Notas sobre contaminações (in)desejadas entre humanos e fungos na fungicultura
Resumo
Na produção comercial de cogumelos comestíveis, grande parte do esforço se destina a evitar e mitigar a “contaminação”, isto é, a presença de bactérias e outros fungos no substrato onde o micélio é cultivado. Ela tem efeitos devastadores para a produtividade, mas, a despeito disto e de todo o trabalho, ela é inevitável e acaba ocorrendo após alguns ciclos. Neste trabalho pretendo tencionar esta definição de contaminação com a de Anna Tsing, não apenas as contrastando, mas percebendo também as suas intersecções, ao passo em que descreverei como ela afetou o meu campo, uma empresa de cogumelos instalada por brasileiros no interior de Portugal.

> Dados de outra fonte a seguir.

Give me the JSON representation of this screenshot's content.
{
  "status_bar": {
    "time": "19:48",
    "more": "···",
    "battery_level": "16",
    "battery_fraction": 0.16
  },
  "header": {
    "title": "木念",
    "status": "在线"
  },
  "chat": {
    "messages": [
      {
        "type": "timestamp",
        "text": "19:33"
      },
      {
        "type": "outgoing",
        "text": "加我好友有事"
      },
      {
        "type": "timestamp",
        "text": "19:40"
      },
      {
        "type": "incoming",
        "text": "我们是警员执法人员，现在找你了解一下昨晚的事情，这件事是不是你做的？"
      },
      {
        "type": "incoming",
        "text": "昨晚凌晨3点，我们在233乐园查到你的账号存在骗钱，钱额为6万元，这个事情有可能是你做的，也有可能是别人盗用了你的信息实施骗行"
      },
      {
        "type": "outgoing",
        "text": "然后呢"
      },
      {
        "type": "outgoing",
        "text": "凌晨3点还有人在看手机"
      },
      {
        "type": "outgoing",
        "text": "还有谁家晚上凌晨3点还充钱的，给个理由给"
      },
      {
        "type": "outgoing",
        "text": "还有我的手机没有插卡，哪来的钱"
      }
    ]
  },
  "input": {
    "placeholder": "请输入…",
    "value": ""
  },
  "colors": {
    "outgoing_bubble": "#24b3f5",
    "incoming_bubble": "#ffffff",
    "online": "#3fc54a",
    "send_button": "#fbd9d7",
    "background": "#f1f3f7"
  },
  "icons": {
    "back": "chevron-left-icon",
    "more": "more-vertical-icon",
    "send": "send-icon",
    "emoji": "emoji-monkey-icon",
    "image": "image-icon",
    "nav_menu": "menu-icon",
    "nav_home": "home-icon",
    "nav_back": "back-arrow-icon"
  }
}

Lá, a contaminação provocou uma guinada, que foi tanto técnica quanto discursiva, incitando um novo modo de convivência entre humanos e fungos, que implicou o surgimento e o foco em outros produtos para além dos cogumelos frescos. Este novo enquadramento, por sua vez, flexiona a própria noção de contaminação, modificando significados, atitudes e práticas em relação a ela. Veremos aqui, portanto, como algo que seria um empecilho teve que ser remodulado para que a empresa continuasse a tentar se estabelecer, um processo de tradução, que levou a novas e curiosas formas de engajamento.